Starbucks is planning to appeal the decision.

“We continue to contend that Starbucks has honored established organizing and collective bargaining rules and plan to file exceptions to the ALJ’s recommendation,” Starbucks spokesperson Rachel Wall said in a statement to CNN. “The ALJ’s recommendation that Starbucks should or could have disregarded these rules creates an untenable situation,” she added.

‘A massive victory’

Starbucks has come under fire for its approach to the union.

In March, senators led by Bernie Sanders questioned Schultz, then Starbucks’ chairman emeritus, about the company’s labor practices. Starbucks said this month that Schultz is stepping down from its board of directors, but holding the title of “lifelong Chairman Emeritus.”

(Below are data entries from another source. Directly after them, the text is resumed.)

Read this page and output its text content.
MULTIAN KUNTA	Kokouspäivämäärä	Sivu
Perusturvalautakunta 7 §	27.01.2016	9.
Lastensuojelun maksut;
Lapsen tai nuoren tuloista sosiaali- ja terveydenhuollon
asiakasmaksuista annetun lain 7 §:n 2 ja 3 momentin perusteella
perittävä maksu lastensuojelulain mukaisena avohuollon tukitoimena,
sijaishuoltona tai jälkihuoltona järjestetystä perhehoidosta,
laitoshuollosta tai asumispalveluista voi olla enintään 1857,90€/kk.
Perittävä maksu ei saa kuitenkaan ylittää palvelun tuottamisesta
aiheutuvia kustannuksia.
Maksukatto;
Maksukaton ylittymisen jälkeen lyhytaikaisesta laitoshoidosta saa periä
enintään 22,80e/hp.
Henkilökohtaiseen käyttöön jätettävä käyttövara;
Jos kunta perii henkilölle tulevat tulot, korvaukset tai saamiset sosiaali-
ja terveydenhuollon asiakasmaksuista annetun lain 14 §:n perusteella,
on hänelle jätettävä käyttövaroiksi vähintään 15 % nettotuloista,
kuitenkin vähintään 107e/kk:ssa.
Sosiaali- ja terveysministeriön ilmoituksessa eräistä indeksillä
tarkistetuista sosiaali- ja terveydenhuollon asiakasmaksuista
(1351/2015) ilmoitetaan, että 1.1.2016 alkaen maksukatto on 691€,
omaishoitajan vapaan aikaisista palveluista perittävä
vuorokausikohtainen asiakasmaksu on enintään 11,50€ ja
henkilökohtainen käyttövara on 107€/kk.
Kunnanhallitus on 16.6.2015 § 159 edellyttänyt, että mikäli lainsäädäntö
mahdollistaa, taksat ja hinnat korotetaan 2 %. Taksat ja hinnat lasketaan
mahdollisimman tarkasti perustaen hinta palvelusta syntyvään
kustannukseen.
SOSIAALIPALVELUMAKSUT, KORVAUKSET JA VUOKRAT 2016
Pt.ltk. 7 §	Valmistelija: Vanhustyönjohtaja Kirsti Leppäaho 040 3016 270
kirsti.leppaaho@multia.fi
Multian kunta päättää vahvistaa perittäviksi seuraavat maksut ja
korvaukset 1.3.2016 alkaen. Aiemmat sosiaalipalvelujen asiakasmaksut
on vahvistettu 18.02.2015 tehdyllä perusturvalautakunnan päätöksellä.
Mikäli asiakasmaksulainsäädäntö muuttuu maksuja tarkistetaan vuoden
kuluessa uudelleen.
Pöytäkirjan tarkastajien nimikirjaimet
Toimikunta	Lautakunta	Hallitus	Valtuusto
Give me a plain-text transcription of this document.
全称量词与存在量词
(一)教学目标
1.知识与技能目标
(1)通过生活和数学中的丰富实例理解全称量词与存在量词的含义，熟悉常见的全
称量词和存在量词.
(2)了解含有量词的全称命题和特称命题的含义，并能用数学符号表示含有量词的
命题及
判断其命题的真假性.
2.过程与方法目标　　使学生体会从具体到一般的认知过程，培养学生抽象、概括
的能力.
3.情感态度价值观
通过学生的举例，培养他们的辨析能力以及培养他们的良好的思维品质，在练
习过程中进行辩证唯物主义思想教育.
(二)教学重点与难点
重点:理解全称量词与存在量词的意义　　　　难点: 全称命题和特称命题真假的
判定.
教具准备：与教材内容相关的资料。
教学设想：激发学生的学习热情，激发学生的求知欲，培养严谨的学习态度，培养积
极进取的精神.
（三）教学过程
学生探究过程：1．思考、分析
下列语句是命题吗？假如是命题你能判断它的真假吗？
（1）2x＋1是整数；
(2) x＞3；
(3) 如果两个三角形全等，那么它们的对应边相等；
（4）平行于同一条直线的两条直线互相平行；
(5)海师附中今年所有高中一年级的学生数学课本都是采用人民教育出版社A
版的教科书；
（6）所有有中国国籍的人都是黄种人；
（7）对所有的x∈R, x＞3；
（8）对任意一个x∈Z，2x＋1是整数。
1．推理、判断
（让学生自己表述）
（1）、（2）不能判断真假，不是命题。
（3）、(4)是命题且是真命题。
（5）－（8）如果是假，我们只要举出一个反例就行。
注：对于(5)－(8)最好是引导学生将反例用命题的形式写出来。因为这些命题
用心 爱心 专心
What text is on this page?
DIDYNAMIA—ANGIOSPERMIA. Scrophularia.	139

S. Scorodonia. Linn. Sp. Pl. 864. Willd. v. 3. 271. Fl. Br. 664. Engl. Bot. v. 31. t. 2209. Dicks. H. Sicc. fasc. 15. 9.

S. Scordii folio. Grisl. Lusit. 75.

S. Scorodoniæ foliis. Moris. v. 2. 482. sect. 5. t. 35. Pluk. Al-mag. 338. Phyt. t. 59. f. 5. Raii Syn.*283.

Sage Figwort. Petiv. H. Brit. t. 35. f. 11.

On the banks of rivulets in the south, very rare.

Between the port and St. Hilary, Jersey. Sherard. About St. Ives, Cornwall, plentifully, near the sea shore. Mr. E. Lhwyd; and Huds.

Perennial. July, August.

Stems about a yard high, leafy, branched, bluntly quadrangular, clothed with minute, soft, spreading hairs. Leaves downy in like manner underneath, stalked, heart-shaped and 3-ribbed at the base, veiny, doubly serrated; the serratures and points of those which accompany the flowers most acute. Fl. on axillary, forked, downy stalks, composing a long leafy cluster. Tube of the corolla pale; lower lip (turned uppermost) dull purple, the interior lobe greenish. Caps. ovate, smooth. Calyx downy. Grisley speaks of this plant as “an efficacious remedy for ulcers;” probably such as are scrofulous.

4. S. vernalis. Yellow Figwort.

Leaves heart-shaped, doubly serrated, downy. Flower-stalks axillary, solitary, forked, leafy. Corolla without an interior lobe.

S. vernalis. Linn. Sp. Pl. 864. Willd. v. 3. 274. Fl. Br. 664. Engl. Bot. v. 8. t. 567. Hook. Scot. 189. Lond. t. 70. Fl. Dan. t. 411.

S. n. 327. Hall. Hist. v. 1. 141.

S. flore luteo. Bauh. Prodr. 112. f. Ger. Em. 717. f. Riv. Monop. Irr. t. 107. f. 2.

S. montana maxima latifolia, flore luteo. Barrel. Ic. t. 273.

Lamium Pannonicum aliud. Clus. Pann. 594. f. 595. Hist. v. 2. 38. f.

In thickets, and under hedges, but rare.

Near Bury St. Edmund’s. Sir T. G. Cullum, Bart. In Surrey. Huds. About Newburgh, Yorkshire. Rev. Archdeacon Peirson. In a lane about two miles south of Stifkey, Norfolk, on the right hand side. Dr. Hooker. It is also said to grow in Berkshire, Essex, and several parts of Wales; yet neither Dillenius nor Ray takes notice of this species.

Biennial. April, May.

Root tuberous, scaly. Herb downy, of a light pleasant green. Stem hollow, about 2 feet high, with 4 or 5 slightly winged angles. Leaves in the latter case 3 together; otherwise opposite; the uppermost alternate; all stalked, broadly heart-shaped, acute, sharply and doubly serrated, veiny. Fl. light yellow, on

Shareholders, too, said they want answers. Earlier this year, investors voted to approve a proposal that would have the board of directors “commission and oversee an independent, third-party assessment of Starbucks’ adherence to its stated commitment to workers’ freedom of association and collective bargaining.” Shareholder proposals are not binding.

So far, nearly 360 Starbucks stores have voted to unionize and been certified by the NLRB, a relatively small number compared to the roughly 9.300 company-operated locations in the US. About 70 locations have voted against unionization and had their results certified.

Those organizing the union saw the most recent ruling against Starbucks as a win.

Thursday’s decision was “a massive victory for Starbucks workers,” Starbucks Workers United, which has been leading the union charge, said in a statement to CNN.

The decision “shows that Starbucks’ anti-union campaign started from the top [and] was coordinated.”